February 4, 2021 By R.A. Jones

Swear to Defend

“UNG GRANDMA,” reads the cup our granddaughter gave to my wife, Helga. Yeah, I’d never heard of UNG either until our granddaughter graduated from there three years ago. I’ll remember it now. It stands for “University of North Georgia.” Think Blue Ridge Mountains. Picture the southern end of the Appalachian Trail. Imagine a blue-collar town of “Y’all” type folks. At Katie’s graduation, I saw only three other neckties.

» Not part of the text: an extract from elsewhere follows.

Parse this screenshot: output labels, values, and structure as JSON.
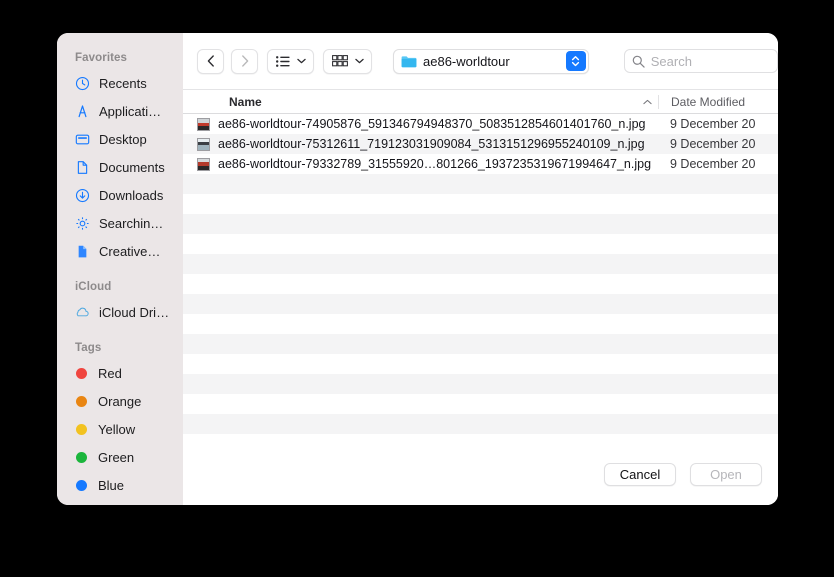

Katie was about as much of a California girl as you could meet. She grew up in Pleasanton and graduated from high school there. She earned an associate degree from Las Positas Community College in Livermore. Then she pulled up stakes and, with no explanation I ever heard, decamped to live with her aunt and uncle at Cumming, north of Atlanta. Uncoached or motivated by any of us, she enrolled at the University of North Georgia. Two years later Helga and I went to see her graduate with a four-year degree.

The ceremony was in a large basketball court furnished with every last folding chair that could be crammed in. I watched the crowd of farmers, church folks, shopkeepers, clerks, drivers, railroaders, and the like file in. They reminded me of a long-ago place where I came of age.

The graduates in their gowns filed in. All stood for the national anthem. We pledged allegiance to the flag. Speeches began. Listeners were respectful. Then, up to the podium in full army regalia, came the colonel of the ROTC.

“Next, I will issue the oath of office which will swear in this year’s graduates as officers of the Army of United States. All to be commissioned – please stand.” Perhaps a dozen grads stood. They doffed their graduation robes and stood tall in their Army blues with their right hands raised.

“Repeat after me,” the Colonel said. I listened as they swore to defend the Constitution of the United States against all enemies foreign or domestic.

And then, God bless them all, the entire audience applauded. Some had risen to their feet as well. Now I wish that I had stood with them, but I was too stunned.

Now I keep that UNG cup as a sanity check. It reminds me that the world in which my pals and I came of age still exists out there somewhere.